Editor's note: This story contains spoilers from the premiere episode of Quantico on ABC.
As radical Muslims wage jihad around the world and plot against Western nations including the U.S., ABC’s new show Quantico which premieres tonight will try to unravel the mystery of an FBI “inside job” terrorist attack against New York’s Grand Central Station.
As it flashes back and forth from the start of FBI training to the aftermath of “the most devastating terrorist attack on American soil since 9/11.” The audience is introduced to a number of FBI recruits including main character Alex Parrish, played by Bollywood star Priyanka Chopra.
Parrish is framed for the attack and escapes to find out who is really responsible. Chopra described her character as a “female Jason Bourne,” according to The Wrap.
The drama’s premiere shows two characters having sex in a car, multiple shootings and content the creators knew would probably offend members of the Mormon religion.
In the very first episode Parrish is revealed to be a skilled liar and someone who will have sex (in a car) with a man she just met on a flight to D.C., but won’t tell him her name. When he asks for her number she says no because “you’re not my type.” That man turns out to be fellow recruit Ryan Booth.

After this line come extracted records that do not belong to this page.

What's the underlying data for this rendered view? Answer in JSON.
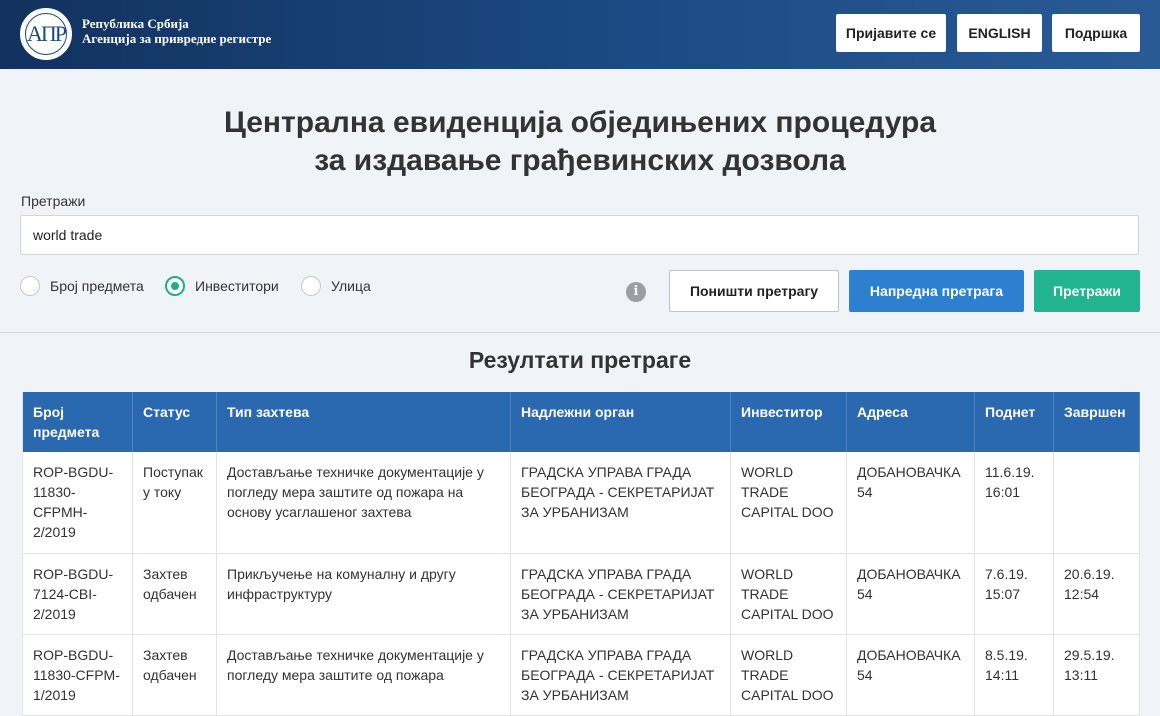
{
  "header": {
    "logo_text": "АПР",
    "org_line1": "Република Србија",
    "org_line2": "Агенција за привредне регистре",
    "login_label": "Пријавите се",
    "language_label": "ENGLISH",
    "support_label": "Подршка"
  },
  "page": {
    "title_line1": "Централна евиденција обједињених процедура",
    "title_line2": "за издавање грађевинских дозвола"
  },
  "search": {
    "label": "Претражи",
    "value": "world trade",
    "radios": [
      {
        "label": "Број предмета",
        "checked": false
      },
      {
        "label": "Инвеститори",
        "checked": true
      },
      {
        "label": "Улица",
        "checked": false
      }
    ],
    "reset_label": "Поништи претрагу",
    "advanced_label": "Напредна претрага",
    "search_label": "Претражи"
  },
  "results": {
    "title": "Резултати претраге",
    "columns": [
      "Број предмета",
      "Статус",
      "Тип захтева",
      "Надлежни орган",
      "Инвеститор",
      "Адреса",
      "Поднет",
      "Завршен"
    ],
    "rows": [
      {
        "number": "ROP-BGDU-11830-CFPMH-2/2019",
        "status": "Поступак у току",
        "type": "Достављање техничке документације у погледу мера заштите од пожара на основу усаглашеног захтева",
        "authority": "ГРАДСКА УПРАВА ГРАДА БЕОГРАДА - СЕКРЕТАРИЈАТ ЗА УРБАНИЗАМ",
        "investor": "WORLD TRADE CAPITAL DOO",
        "address": "ДОБАНОВАЧКА 54",
        "submitted": "11.6.19. 16:01",
        "finished": ""
      },
      {
        "number": "ROP-BGDU-7124-CBI-2/2019",
        "status": "Захтев одбачен",
        "type": "Прикључење на комуналну и другу инфраструктуру",
        "authority": "ГРАДСКА УПРАВА ГРАДА БЕОГРАДА - СЕКРЕТАРИЈАТ ЗА УРБАНИЗАМ",
        "investor": "WORLD TRADE CAPITAL DOO",
        "address": "ДОБАНОВАЧКА 54",
        "submitted": "7.6.19. 15:07",
        "finished": "20.6.19. 12:54"
      },
      {
        "number": "ROP-BGDU-11830-CFPM-1/2019",
        "status": "Захтев одбачен",
        "type": "Достављање техничке документације у погледу мера заштите од пожара",
        "authority": "ГРАДСКА УПРАВА ГРАДА БЕОГРАДА - СЕКРЕТАРИЈАТ ЗА УРБАНИЗАМ",
        "investor": "WORLD TRADE CAPITAL DOO",
        "address": "ДОБАНОВАЧКА 54",
        "submitted": "8.5.19. 14:11",
        "finished": "29.5.19. 13:11"
      }
    ]
  }
}
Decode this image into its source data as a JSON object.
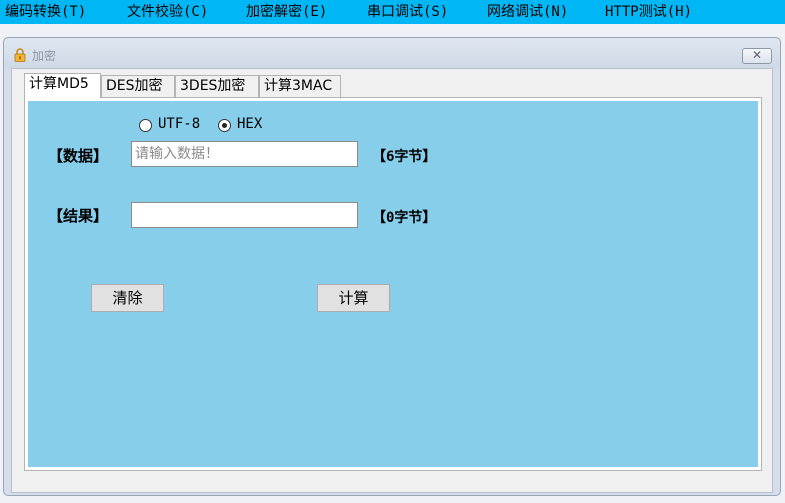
{
  "menu": [
    {
      "label": "编码转换(T)"
    },
    {
      "label": "文件校验(C)"
    },
    {
      "label": "加密解密(E)"
    },
    {
      "label": "串口调试(S)"
    },
    {
      "label": "网络调试(N)"
    },
    {
      "label": "HTTP测试(H)"
    }
  ],
  "colors": {
    "menubar": "#00b7f5",
    "panel": "#87ceeb"
  },
  "window": {
    "title": "加密",
    "icon": "lock-icon",
    "close_glyph": "✕"
  },
  "tabs": [
    {
      "label": "计算MD5",
      "active": true
    },
    {
      "label": "DES加密",
      "active": false
    },
    {
      "label": "3DES加密",
      "active": false
    },
    {
      "label": "计算3MAC",
      "active": false
    }
  ],
  "encoding": {
    "options": [
      {
        "label": "UTF-8",
        "checked": false
      },
      {
        "label": "HEX",
        "checked": true
      }
    ]
  },
  "data_field": {
    "label": "【数据】",
    "value": "",
    "placeholder": "请输入数据！",
    "bytes": "【6字节】"
  },
  "result_field": {
    "label": "【结果】",
    "value": "",
    "bytes": "【0字节】"
  },
  "buttons": {
    "clear": "清除",
    "compute": "计算"
  }
}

Other recruits include Mormon Eric Packer, “devout” and mysterious Muslim woman Nimah Amin, openly gay Simon Asher who comes from a “Zionist” Jewish family and Southern belle markswoman Shelby Wyatt whose parents were killed on 9/11. (Southern, pro-gun and a 9/11 victim. Hollywood just loves all those, so mark her down as a likely suspect.)
One subplot revealed in the premiere already offended members of the Church of Jesus Christ of Latter-day Saints. An ABC affiliate in Salt Lake City pointed out on Sept. 25, that the episode “presents an inaccurate, and to some, offensive portrayal of the LDS faith.” An early release of the show upset Mormons according to an August article in The Salt Lake Tribune because they learned the Mormon character, Packer, would be shown in his underwear.
“Faithful Mormons consider temple garments sacred, and many find it offensive when they are displayed publicly — let alone as a plot point in a TV drama,” Scott D. Pierce wrote for The Tribune. Pierce also pointed out that the Mormon FBI recruit is also a “huge hypocrite.”
“It was not meant to be disrespectful in any way," executive producer and writer of the episode Joshua Safran said. "And, I think, moving forward that will become clear." Safran also told the Tribune Eric Packer would not be the only Mormon character and said the episode might get recut before the Sept. 27, premiere date.
But based on a Sept. 12, prescreening of the show it had not been removed and “huge hypocrite” was a serious understatement.
The criticism obviously didn’t bother ABC or Safran, since they left in the underwear scene as well as multiple harassing comments about Mormonism including a polygamy joke from recruit Caleb Haas. He harasses Packer from the get-go and then selects him as the person to investigate when all the recruits are ordered to find the missing fact from someone else’s file. Each recruit’s dirty secrets are revealed in front of all their fellow FBI Academy members.
It turns out Packer has a horrible secret. While he was on his mission he got a 14-year-old Malawi girl pregnant and then took her to get an abortion and it killed her. The stress of believing that secret would be exposed pushes him to lose it and shoot a woman, threaten Haas and ultimately blow his own head off.
Lead character Parrish’s own secret is that as a teenager she, not her mother, killed her father after he attacked her mother.